Dáil debates

Wednesday, 12 March 2014

Gateway Scheme: Motion (Resumed) [Private Members]

 

6:40 pm

Photo of Michael McNamaraMichael McNamara (Clare, Labour) | Oireachtas source

Unlike Deputy Maloney, I will not go back far in history. I will not go back beyond the last election, save to say that I am proud to be a member of a party that engages with the duty of government once in a while, rather than throwing stones from the Opposition side. Our party engages with ideas and seeks to move them forward just as, I am happy to acknowledge, Sinn Féin is doing in Northern Ireland at the moment. After a long period of not engaging in government it is now in government there. Sometimes decisions are difficult in government, as those in Sinn Féin in Northern Ireland would accept.

One of the darkest moments of the last election for me was meeting a man in a housing estate between Ennis and Clarecastle. He was packing up a car to drive to England to begin to try to find work there. He was a tradesman. He was not a happy man, he was desolate about leaving a mortgage, a wife and children behind.

He pointed to a common area in the estate in which he lived and said that he could not even mow that grass. There are community employment schemes in the area but they do not employ him or many others.

I am proud that this Government has increased the number of community employment schemes. I take pride in this initiative which has been criticised so much on the Opposition benches. I am not saying that painting walls, mowing grass or fixing roads are jobs that anybody should be forced into. The dignity of such work, however, should not be belittled in this House because many people undertake such jobs. If they did not do so, our communities simply could not exist.

Councils can and do pay for work but there is much work that needs to be done in our communities that councils are not paying for and have never paid for. Even in the boom times of illusionary surpluses and full employment, those works were not done. It is important to bear in mind that this Gateway scheme has been agreed with the trade union movement to ensure there is no job displacement. Gateway is facilitating works in our cities and rural areas, including smaller towns and villages across the country, that otherwise would not get done. Such works improve the living standards of all in society.

Like the Labour Party, Sinn Féin talks a lot about rights on both sides of the Border. I agree to some extent with them that it was the lack of respect for rights, though not only that, which contributed in large measure to the instability in Northern Ireland. In considering rights in any republic, we must also look at duties. We all have a duty to pay our taxes. There is a lot of talk at the moment about philanthropists. It is all well and good to be a philanthropist and give money once in a while over and above that which one has a duty to give. However, every citizen in this State has a duty to pay his or her taxes. In addition, every company resident in this State - I do not believe in so-called non-resident companies - as part of the social contract has to pay its taxes. That is the way in which people fortunate enough to have employment can fulfil their duty to the common good in our Republic.

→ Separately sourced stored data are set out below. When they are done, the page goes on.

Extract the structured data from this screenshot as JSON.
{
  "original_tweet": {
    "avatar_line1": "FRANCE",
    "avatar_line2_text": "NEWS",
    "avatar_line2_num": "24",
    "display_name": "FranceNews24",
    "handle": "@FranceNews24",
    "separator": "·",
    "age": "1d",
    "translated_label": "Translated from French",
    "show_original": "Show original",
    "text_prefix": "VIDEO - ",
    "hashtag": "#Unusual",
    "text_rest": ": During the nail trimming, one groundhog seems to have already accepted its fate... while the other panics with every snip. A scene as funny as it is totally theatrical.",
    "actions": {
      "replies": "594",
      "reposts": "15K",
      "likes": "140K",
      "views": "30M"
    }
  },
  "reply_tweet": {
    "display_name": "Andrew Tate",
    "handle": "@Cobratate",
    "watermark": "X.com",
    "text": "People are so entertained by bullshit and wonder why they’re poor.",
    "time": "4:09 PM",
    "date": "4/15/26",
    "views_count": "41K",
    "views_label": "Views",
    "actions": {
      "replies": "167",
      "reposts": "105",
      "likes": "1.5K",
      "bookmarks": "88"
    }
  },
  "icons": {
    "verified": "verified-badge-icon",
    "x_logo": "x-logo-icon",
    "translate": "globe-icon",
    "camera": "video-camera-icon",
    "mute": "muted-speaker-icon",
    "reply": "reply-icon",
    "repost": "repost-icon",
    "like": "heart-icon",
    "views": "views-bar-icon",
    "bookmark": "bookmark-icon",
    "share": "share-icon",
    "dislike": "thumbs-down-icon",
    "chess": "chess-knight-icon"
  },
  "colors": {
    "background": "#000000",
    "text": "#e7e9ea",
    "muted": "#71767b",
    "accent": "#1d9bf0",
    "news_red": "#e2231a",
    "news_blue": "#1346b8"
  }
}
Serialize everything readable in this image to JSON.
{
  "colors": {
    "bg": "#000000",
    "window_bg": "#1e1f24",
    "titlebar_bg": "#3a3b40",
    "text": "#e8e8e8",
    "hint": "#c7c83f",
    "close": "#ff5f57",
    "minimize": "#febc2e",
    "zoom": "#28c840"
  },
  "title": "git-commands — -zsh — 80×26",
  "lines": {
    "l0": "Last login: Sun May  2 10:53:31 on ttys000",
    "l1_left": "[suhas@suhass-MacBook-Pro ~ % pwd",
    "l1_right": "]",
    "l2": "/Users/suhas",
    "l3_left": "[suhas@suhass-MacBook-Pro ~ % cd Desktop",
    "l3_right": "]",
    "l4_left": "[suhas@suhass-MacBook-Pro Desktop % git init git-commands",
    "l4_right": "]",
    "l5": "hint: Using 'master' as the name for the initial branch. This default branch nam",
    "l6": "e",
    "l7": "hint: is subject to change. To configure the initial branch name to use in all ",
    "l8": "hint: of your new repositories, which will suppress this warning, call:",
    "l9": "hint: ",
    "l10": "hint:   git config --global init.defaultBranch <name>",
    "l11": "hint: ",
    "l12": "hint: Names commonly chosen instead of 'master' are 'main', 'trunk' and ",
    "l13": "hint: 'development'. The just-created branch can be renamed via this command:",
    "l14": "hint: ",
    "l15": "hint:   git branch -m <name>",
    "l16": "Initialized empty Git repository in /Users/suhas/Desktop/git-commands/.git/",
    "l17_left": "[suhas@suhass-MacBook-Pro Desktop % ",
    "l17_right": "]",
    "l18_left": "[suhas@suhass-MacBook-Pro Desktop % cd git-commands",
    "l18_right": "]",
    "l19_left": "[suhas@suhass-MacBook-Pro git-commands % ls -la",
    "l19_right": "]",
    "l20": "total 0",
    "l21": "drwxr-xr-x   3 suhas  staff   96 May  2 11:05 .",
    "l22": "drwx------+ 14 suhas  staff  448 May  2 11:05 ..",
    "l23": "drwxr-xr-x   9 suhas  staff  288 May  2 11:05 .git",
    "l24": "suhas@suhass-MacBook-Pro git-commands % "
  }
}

What most annoyed the man to whom I spoke in Ennis was that he could not even contribute to society. Not alone could he not get a job, there was no mechanism by which he could contribute. There was no way he could go out every morning and do something useful to make his community a little bit better. To the extent that the Gateway scheme achieves that, I am quite proud that the Government has introduced it and I make no apologies to anybody for that. Of course, I would be against slave labour or any of the draconian measures the Opposition would like to portray this scheme as, but that is simply not what it is.

The Sinn Féin Private Members' motion points out that "when the Government came to power 55.1 per cent of those unemployed were long-term unemployed, after three years of this Government 61.4 per cent of those unemployed are now long-term unemployed". I do not dispute the veracity of that fact, but that is all the more reason to give people who are long-term unemployed something to do if they so wish. We should give them a mechanism by which they can contribute to their areas and society generally. Some people on these benches may not want to avail of that mechanism but some of the people I met while canvassing for the last general election did want to avail of such a scheme. They were quite annoyed by the fact that there was no such mechanism, but there is now.

As regards the figure for the long-term unemployed, if we can learn anything from the 1980s it is how detrimental is long-term unemployment. There is an absolute necessity to introduce labour-activation measures to give people hope and a mechanism by which they can contribute to society if they cannot get a job at the moment.